Rund 30 Kultureinrichtungen aus der Berliner und Brandenburger Kunst-, Musik- und Theaterszene sind dem GasthörerCard Programm durch ihre Kooperation verbunden. Sie stärken den Kunstschwerpunkt des Programms und tragen maßgeblich zu seinen vielfältigen Synergieeffekten bei. Und in jedem Semester kommt ein neuer Kulturpartner dazu.

MUSEEN

Das Bröhan-Museum ist ein international ausgerichtetes Spezial-und Epochenmuseum für Jugendstil, Art Deco und Funktionalismus. Namensgeber des Museums ist der Berliner Kunstsammler und Unternehmer Karl H. Bröhan, der seine Privatsammlung anlässlich seines 60. Geburtstages dem Land Berlin schenkte.
Die Sammlung des Bröhan-Museums umfasst Angewandte und Bildende Kunst vom ausgehenden 19. Jahrhundert bis zum Beginn des Zweiten Weltkriegs. Ein umfangreicher Bestand von Bildern der Berliner Secession rundet die Sammlung ab. In Sonderausstellungen werden neben Themen des Jugendstils, des Art Deco und der Berliner Secession auch Fragen von Kunst und Gestaltung bis in die Gegenwart gezeigt.

Bröhan Museum

Die Künstlergruppe »Brücke« wurde am 7. Juni 1905 in Dresden von den vier Architekturstudenten Ernst Ludwig Kirchner, Erich Heckel, Karl Schmidt-Rottluff und Fritz Bleyl gegründet und ist die älteste unter den deutschen Künstlergruppen mit entscheidendem Einfluss auf die Entwicklung der Kunst des 20. Jahrhunderts.
Das Brücke-Museum, dessen Sammlung ausschließlich den Werken der Künstlergruppe Brücke vorbehalten ist, dokumentiert mit seinem konzentrierten Bestand in einzigartiger Weise den Aufbruch zur Moderne. Es besitzt etwa 400 Gemälde und Plastiken sowie einige Tausend Zeichnungen, Aquarelle und Originalgrafiken aus allen Schaffensperioden der Brücke-Künstler. Ergänzt wird die Sammlung durch Holzskulpturen, zahlreiche Dokumente und kunsthandwerkliche Arbeiten. Anliegen des Museums ist die Erforschung und die Präsentation der Kunst der Brücke und ihrer Zeit.
In zahlreichen Sonderausstellungen wird Leben und Werk der einzelnen Gruppenmitglieder aus verschiedenen Blickwinkeln gezeigt. Ebenso beleuchten Ausstellungen über andere expressionistische und avantgardistische Künstler des frühen 20. Jahrhunderts das zeithistorische und künstlerische Umfeld der Brücke-Künstler.

Brücke Museum

Georg Kolbe (1877 - 1947) war der erfolgreichste deutsche Bildhauer in der ersten Hälfte des 20. Jahrhunderts.

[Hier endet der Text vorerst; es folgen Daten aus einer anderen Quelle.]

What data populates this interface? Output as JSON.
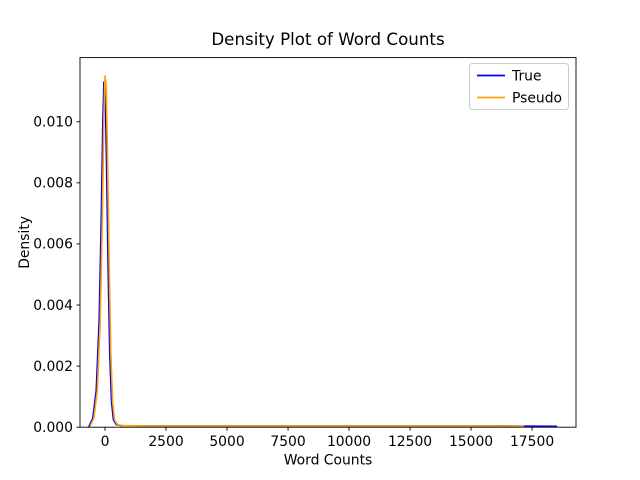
{
  "chart_data": {
    "type": "line",
    "title": "Density Plot of Word Counts",
    "xlabel": "Word Counts",
    "ylabel": "Density",
    "xlim": [
      -1025,
      19300
    ],
    "ylim": [
      0,
      0.0121
    ],
    "grid": false,
    "background_color": "#ffffff",
    "spine_color": "#000000",
    "xticks": [
      {
        "value": 0,
        "label": "0"
      },
      {
        "value": 2500,
        "label": "2500"
      },
      {
        "value": 5000,
        "label": "5000"
      },
      {
        "value": 7500,
        "label": "7500"
      },
      {
        "value": 10000,
        "label": "10000"
      },
      {
        "value": 12500,
        "label": "12500"
      },
      {
        "value": 15000,
        "label": "15000"
      },
      {
        "value": 17500,
        "label": "17500"
      }
    ],
    "yticks": [
      {
        "value": 0.0,
        "label": "0.000"
      },
      {
        "value": 0.002,
        "label": "0.002"
      },
      {
        "value": 0.004,
        "label": "0.004"
      },
      {
        "value": 0.006,
        "label": "0.006"
      },
      {
        "value": 0.008,
        "label": "0.008"
      },
      {
        "value": 0.01,
        "label": "0.010"
      }
    ],
    "legend": {
      "position": "upper right",
      "border_color": "#cccccc",
      "entries": [
        {
          "name": "True",
          "color": "#0000ff"
        },
        {
          "name": "Pseudo",
          "color": "#ffa500"
        }
      ]
    },
    "series": [
      {
        "name": "True",
        "color": "#0000ff",
        "peak": {
          "x": -45,
          "y": 0.0113
        },
        "points": [
          [
            -660,
            2e-05
          ],
          [
            -500,
            0.0003
          ],
          [
            -360,
            0.0012
          ],
          [
            -240,
            0.0035
          ],
          [
            -150,
            0.007
          ],
          [
            -90,
            0.01
          ],
          [
            -45,
            0.0113
          ],
          [
            5,
            0.0111
          ],
          [
            55,
            0.009
          ],
          [
            125,
            0.0053
          ],
          [
            195,
            0.0024
          ],
          [
            265,
            0.00085
          ],
          [
            345,
            0.00024
          ],
          [
            470,
            8e-05
          ],
          [
            720,
            5e-05
          ],
          [
            1500,
            4e-05
          ],
          [
            4000,
            4e-05
          ],
          [
            8000,
            4e-05
          ],
          [
            12000,
            4e-05
          ],
          [
            16000,
            4e-05
          ],
          [
            18500,
            3e-05
          ]
        ]
      },
      {
        "name": "Pseudo",
        "color": "#ffa500",
        "peak": {
          "x": 0,
          "y": 0.0115
        },
        "points": [
          [
            -615,
            2e-05
          ],
          [
            -455,
            0.0003
          ],
          [
            -315,
            0.0012
          ],
          [
            -195,
            0.0035
          ],
          [
            -105,
            0.007
          ],
          [
            -45,
            0.0102
          ],
          [
            0,
            0.0115
          ],
          [
            50,
            0.0112
          ],
          [
            100,
            0.0091
          ],
          [
            170,
            0.0054
          ],
          [
            240,
            0.0024
          ],
          [
            310,
            0.00085
          ],
          [
            390,
            0.00024
          ],
          [
            515,
            8e-05
          ],
          [
            765,
            5e-05
          ],
          [
            1600,
            4e-05
          ],
          [
            4000,
            4e-05
          ],
          [
            8000,
            4e-05
          ],
          [
            12000,
            4e-05
          ],
          [
            16000,
            4e-05
          ],
          [
            17150,
            3e-05
          ]
        ]
      }
    ]
  }
}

Er schuf u. a. die Skulptur »Der Morgen« (1925), die durch ihre Aufstellung in Mies van der Rohes Barcelona-Pavillon zu einer der emblematischen Figuren der Moderne wurde. Das Museum im Berliner Stadtteil Westend befindet sich in den beiden Wohn- und Atelierbauten, die der Künstler in den Jahren 1928/29 errichten ließ und heute zu den herausragenden Beispielen moderner Architektur der 1920er-Jahre zählen. Es widmet sich der Erforschung, Bewahrung, Aufarbeitung und Vermittlung von Kolbes künstlerischem Nachlass. Daneben beherbergt es eine bedeutende Sammlung von Skulpturen der Klassischen Moderne, u. a. von Renée Sintenis, Wilhelm Lehmbruck und Gerhard Marcks, sowie mehrere Künstlernachlässe. Mit Ausstellungen zu Georg Kolbe und seiner Zeit sowie zur zeitgenössischen Kunst entsteht ein lebendiger Dialog, der sich historischen Fragen von heute aus annimmt. Die lichten Atelierräume mit den deckenhohen Fenstern stellen die idealen Proportionen für die Begegnung mit historischer und zeitgenössischer Bildhauerei.

Georg Kolbe Museum

Das Kunsthaus Dahlem widmet sich der Kunst der deutschen Nachkriegsmoderne zwischen 1945 und 1961. Das in direkter Nachbarschaft zum Brücke-Museum gelegene Ausstellungshaus wurde 2015 im ehemaligen Staatsatelier von Arno Breker eröffnet, das 1939-1942 erbaut wurde.
Der Schwerpunkt des Programms liegt auf Skulptur, zudem werden im regelmäßigen Wechsel Malerei, Grafik und Fotografie gezeigt. Im Fokus stehen die Kunst der Nachkriegsmoderne in Ost- und Westdeutschland, aber auch Werke von Künstler*innen, die zur NS-Zeit Restriktionen ausgesetzt waren. Das Kunsthaus Dahlem ist zudem Sitz der Bernhard-Heiliger-Stiftung. Skulpturen dieses Künstlers, der von 1949-1995 hier lebte und arbeitete, sind im Garten ausgestellt.

Kunsthaus Dahlem

Potsdam hat mit dem Museum Barberini 2017 ein neues Kunstmuseum erhalten. Die Ausstellungsthemen reichen von den Alten Meistern bis zur zeitgenössischen Kunst mit dem Schwerpunkt Impressionismus. Ausgehend von den Werken der Sammlung des Stifters und Mäzens Hasso Plattner präsentiert das Museum drei Ausstellungen im Jahr mit Leihgaben aus internationalen Museen und Privatsammlungen.

Museum Barberini

Die Staatlichen Museen zu Berlin bilden mit ihren historisch gewachsenen Häusern ein Universalmuseum zur Bewahrung, Erforschung und Vermittlung von Kunst- und Kulturschätzen der gesamten Menschheitsgeschichte. Ihre Sammlungen umfassen Bereiche der europäischen und außereuropäischen Kunst, Archäologie und Ethnologie. Hervorgegangen aus der Gründung des Königlichen Museums durch Friedrich Wilhelm III. von Preußen gehören die Staatlichen Museen zu Berlin zur Stiftung Preußischer Kulturbesitz.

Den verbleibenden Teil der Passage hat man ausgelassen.